The U.S. is living through another shift in the labor market that seems to happen about once in a generation - like the dramatic increase in working women in the '70s and the rapid growth of the tech sector during the dot-com boom. At present, there's an interplay between a tight labor market and a generational shift in labor market participation.

The unemployment rate, which has been hovering at or below 4% for well over a year, has put a tremendous amount of stress on employers and hiring managers, many of whom have watched as top employees take their skills elsewhere. Employees know they're in demand, and feel more confident about finding new opportunities for a better career fit, flexible work arrangements, shorter commutes and other sought-after benefits. Meanwhile, many baby boomers have already left the workforce and the rest are likely to fully or partially retire within 10 years. And as younger millennials launch their careers, their numbers intensify the cultural shift in expectations for work and employer relationships.

Under these conditions, resisting the urge to chase quick wins can pay off for employers - if their long game is focused on culture. Compensation and benefit packages are easily matched or exceeded by competitors. When organizations center their talent attraction and retention efforts on cultivating a better work environment and experience, they're investing in a more sustainable and profitable approach.

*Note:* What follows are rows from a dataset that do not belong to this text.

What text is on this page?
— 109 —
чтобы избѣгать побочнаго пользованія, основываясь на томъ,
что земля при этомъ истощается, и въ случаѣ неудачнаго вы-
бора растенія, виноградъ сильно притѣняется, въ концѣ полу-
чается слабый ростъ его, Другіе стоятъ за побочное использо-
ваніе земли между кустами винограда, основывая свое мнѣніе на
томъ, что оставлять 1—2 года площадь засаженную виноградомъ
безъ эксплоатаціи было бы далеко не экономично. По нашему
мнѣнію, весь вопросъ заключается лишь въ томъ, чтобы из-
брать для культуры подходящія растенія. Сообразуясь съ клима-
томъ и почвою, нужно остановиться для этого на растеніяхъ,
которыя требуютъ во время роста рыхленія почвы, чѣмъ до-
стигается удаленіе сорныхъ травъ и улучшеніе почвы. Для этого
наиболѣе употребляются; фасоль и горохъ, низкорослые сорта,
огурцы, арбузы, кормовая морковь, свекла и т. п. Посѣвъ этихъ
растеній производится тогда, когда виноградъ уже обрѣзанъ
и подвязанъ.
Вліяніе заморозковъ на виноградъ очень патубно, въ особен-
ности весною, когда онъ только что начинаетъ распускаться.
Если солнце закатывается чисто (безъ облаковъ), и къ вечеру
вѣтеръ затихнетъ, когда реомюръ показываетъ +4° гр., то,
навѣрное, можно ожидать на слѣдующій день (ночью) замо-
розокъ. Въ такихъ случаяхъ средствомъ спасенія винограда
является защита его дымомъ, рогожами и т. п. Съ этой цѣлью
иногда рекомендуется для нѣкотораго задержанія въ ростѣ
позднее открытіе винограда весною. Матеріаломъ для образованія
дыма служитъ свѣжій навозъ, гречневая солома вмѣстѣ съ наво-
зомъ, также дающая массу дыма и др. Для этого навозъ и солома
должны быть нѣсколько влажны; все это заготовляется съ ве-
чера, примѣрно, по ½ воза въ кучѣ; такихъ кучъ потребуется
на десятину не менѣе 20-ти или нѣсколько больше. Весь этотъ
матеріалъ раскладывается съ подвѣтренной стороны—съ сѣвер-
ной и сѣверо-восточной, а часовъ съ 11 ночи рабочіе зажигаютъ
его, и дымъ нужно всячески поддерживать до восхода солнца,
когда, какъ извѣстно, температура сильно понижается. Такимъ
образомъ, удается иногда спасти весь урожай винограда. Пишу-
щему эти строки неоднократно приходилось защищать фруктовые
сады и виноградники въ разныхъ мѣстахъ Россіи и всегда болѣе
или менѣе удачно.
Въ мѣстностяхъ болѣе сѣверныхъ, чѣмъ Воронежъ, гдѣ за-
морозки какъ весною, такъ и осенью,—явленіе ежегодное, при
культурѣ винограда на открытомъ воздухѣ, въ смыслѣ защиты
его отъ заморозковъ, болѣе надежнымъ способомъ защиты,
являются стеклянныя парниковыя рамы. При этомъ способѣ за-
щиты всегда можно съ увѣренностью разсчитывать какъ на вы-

So how do you build a better workplace? First and foremost, there's a need to center on the full spectrum of organizational well-being by strategically investing in employees' health, talent, financial security and career growth. And developing benefit and human resource (HR) programs at the right cost structure to support a multigenerational workforce.

This was confirmed by Gallagher's recent study of over 4,000 U.S. employers. Our Best-in-Class Benchmarking Analysis identified the statistically significant patterns, best practices and philosophies common among organizations that most effectively manage their health care costs and people.

Best practices that emerged from the analysis include:

• Deliberately planning compensation and benefit strategies to align with organizational objectives: Through more regular use of strategic, long-term total compensation planning, employee preference surveys and competitive benchmarking, best-in-class organizations maintain a strong workforce proactively centered on business growth.

• Supporting career growth to drive engagement: Elevating engagement is critical for business success. To strengthen and maintain engagement, top performers use several tactics that support employees' career growth and boost their satisfaction, most often managerial processes for communicating clear performance goals, giving constructive feedback and addressing development needs. And these employers also convey to employees how their work performance has a positive impact on the organization's strategy, mission, vision and values.

• Investing in comprehensive well-being programs: Best-in-class employers share two core beliefs about holistic well-being: it's a top organizational priority, and it helps boost employees' health, work experience and productivity. They understand how their investments link to improved attraction and retention, and consider becoming or remaining an employer of choice one of the top reasons for this commitment.

• Having a comprehensive communication strategy: Without an integrated employee communication strategy to activate success, core HR and other organizational strategies often fall short of their potential. Effective communications are the connection point for employees to better access, understanding and use of their benefits, programs and support tools.

■ Bill Ziebell is CEO of the HR & Benefits Consulting division of Gallagher.